On January 17, 2018, CorePoint Lodging received a binding commitment letter (the “Commitment Letter”) from JPMorgan Chase Bank, N.A. (“JPMorgan Chase Bank”) pursuant to which, and subject to the conditions set forth therein, JPMorgan Chase Bank committed to provide a secured mortgage and, in certain circumstances mezzanine credit facility, in an aggregate principal amount of $1,035,000,000, and a $50,000,000 secured revolving credit facility.
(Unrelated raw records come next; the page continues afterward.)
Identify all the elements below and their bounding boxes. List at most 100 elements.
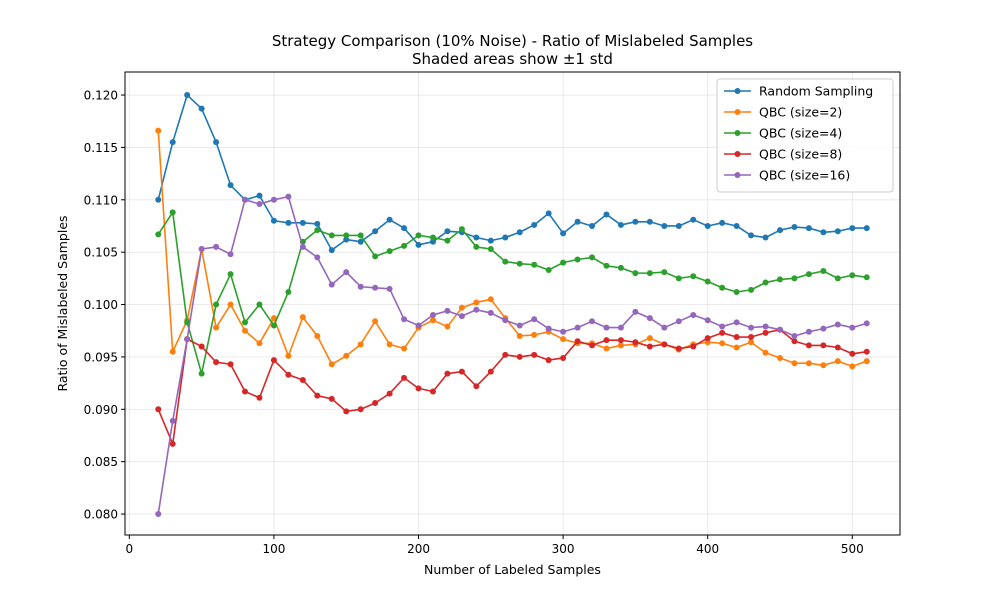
data-point-qbc-size-4	[776, 276, 783, 283]
legend-label-qbc-size-8: QBC (size=8)	[759, 147, 842, 162]
x-tick-label: 100	[262, 542, 285, 556]
data-point-qbc-size-16	[632, 308, 639, 315]
data-point-random-sampling	[574, 218, 581, 225]
data-point-qbc-size-2	[776, 354, 783, 361]
data-point-qbc-size-8	[589, 342, 596, 349]
series-qbc-size-8	[155, 326, 870, 447]
data-point-qbc-size-8	[516, 353, 523, 360]
data-point-qbc-size-4	[675, 275, 682, 282]
data-point-qbc-size-16	[617, 324, 624, 331]
data-point-qbc-size-4	[328, 232, 335, 239]
data-point-random-sampling	[834, 228, 841, 235]
data-point-random-sampling	[589, 222, 596, 229]
data-point-qbc-size-16	[589, 318, 596, 325]
data-point-random-sampling	[429, 238, 436, 245]
data-point-qbc-size-8	[791, 338, 798, 345]
data-point-qbc-size-8	[415, 385, 422, 392]
data-point-qbc-size-16	[863, 320, 870, 327]
legend-marker-qbc-size-8	[734, 151, 741, 157]
data-point-qbc-size-16	[748, 324, 755, 331]
series-qbc-size-2	[155, 127, 870, 370]
data-point-random-sampling	[516, 229, 523, 236]
data-point-random-sampling	[805, 225, 812, 232]
data-point-qbc-size-4	[589, 254, 596, 261]
data-point-random-sampling	[863, 225, 870, 232]
data-point-qbc-size-8	[617, 337, 624, 344]
data-point-qbc-size-16	[299, 243, 306, 250]
data-point-random-sampling	[733, 222, 740, 229]
data-point-qbc-size-4	[169, 209, 176, 216]
x-tick-label: 200	[407, 542, 430, 556]
data-point-random-sampling	[473, 234, 480, 241]
data-point-qbc-size-2	[328, 361, 335, 368]
data-point-qbc-size-2	[849, 363, 856, 370]
data-point-qbc-size-8	[502, 351, 509, 358]
data-point-qbc-size-16	[776, 326, 783, 333]
data-point-qbc-size-2	[227, 301, 234, 308]
data-point-qbc-size-8	[487, 368, 494, 375]
data-point-qbc-size-2	[429, 317, 436, 324]
data-point-qbc-size-4	[863, 274, 870, 281]
data-point-qbc-size-8	[661, 341, 668, 348]
data-point-qbc-size-16	[155, 511, 162, 518]
legend-marker-qbc-size-16	[734, 172, 741, 178]
data-point-qbc-size-4	[849, 272, 856, 279]
data-point-qbc-size-4	[834, 275, 841, 282]
data-point-qbc-size-4	[429, 234, 436, 241]
x-tick-label: 0	[126, 542, 134, 556]
data-point-random-sampling	[357, 238, 364, 245]
y-tick-label: 0.110	[84, 193, 118, 207]
legend-marker-qbc-size-4	[734, 130, 741, 136]
x-tick-label: 400	[696, 542, 719, 556]
data-point-qbc-size-2	[531, 331, 538, 338]
data-point-random-sampling	[632, 218, 639, 225]
x-tick-label: 500	[841, 542, 864, 556]
data-point-qbc-size-8	[270, 357, 277, 364]
data-point-qbc-size-8	[574, 338, 581, 345]
data-point-random-sampling	[184, 92, 191, 99]
data-point-qbc-size-4	[661, 269, 668, 276]
data-point-qbc-size-16	[661, 324, 668, 331]
data-point-qbc-size-8	[227, 361, 234, 368]
data-point-qbc-size-16	[242, 196, 249, 203]
data-point-qbc-size-4	[603, 262, 610, 269]
data-point-qbc-size-16	[473, 306, 480, 313]
data-point-random-sampling	[386, 216, 393, 223]
data-point-qbc-size-8	[169, 440, 176, 447]
data-point-qbc-size-16	[213, 243, 220, 250]
data-point-qbc-size-4	[632, 270, 639, 277]
data-point-qbc-size-16	[415, 322, 422, 329]
data-point-qbc-size-16	[516, 322, 523, 329]
data-point-qbc-size-16	[560, 328, 567, 335]
legend-marker-random-sampling	[734, 88, 741, 94]
data-point-qbc-size-16	[704, 317, 711, 324]
axis-ticks: 0 100 200 300 400 500 0.080 0.085 0.090 0.095 0.10…	[84, 89, 864, 556]
data-point-qbc-size-16	[372, 284, 379, 291]
plot-series	[155, 92, 870, 518]
data-point-qbc-size-2	[343, 352, 350, 359]
y-tick-label: 0.085	[84, 455, 118, 469]
data-point-qbc-size-4	[184, 319, 191, 326]
data-point-qbc-size-16	[184, 336, 191, 343]
data-point-random-sampling	[502, 234, 509, 241]
data-point-random-sampling	[820, 229, 827, 236]
data-point-qbc-size-2	[155, 127, 162, 134]
y-tick-label: 0.115	[84, 141, 118, 155]
data-point-qbc-size-4	[343, 232, 350, 239]
data-point-random-sampling	[646, 218, 653, 225]
data-point-qbc-size-8	[834, 344, 841, 351]
data-point-qbc-size-16	[458, 313, 465, 320]
data-point-random-sampling	[213, 139, 220, 146]
data-point-qbc-size-16	[270, 196, 277, 203]
data-point-qbc-size-4	[560, 259, 567, 266]
data-point-qbc-size-16	[574, 324, 581, 331]
data-point-qbc-size-8	[690, 343, 697, 350]
data-point-qbc-size-4	[242, 319, 249, 326]
data-point-qbc-size-2	[372, 318, 379, 325]
data-point-random-sampling	[545, 210, 552, 217]
data-point-qbc-size-8	[155, 406, 162, 413]
data-point-qbc-size-8	[285, 371, 292, 378]
data-point-random-sampling	[328, 247, 335, 254]
data-point-qbc-size-4	[574, 256, 581, 263]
The ultimate funding by JPMorgan Chase Bank under the Commitment Letter is subject to certain customary conditions, including, but not limited to, receipt of financial information, delivery of customary documentation relating to CorePoint Lodging and its subsidiaries and consummation of the Spin and the Merger.

 

Basis of Presentation and Use of Estimates

 

The accompanying consolidated financial statements have been prepared in accordance with accounting principles generally accepted in the United States of America (“GAAP”). All intercompany transactions have been eliminated. The preparation of financial statements in conformity with GAAP requires management to make estimates and assumptions that affect the amounts reported and, accordingly, ultimate results could differ from those estimates.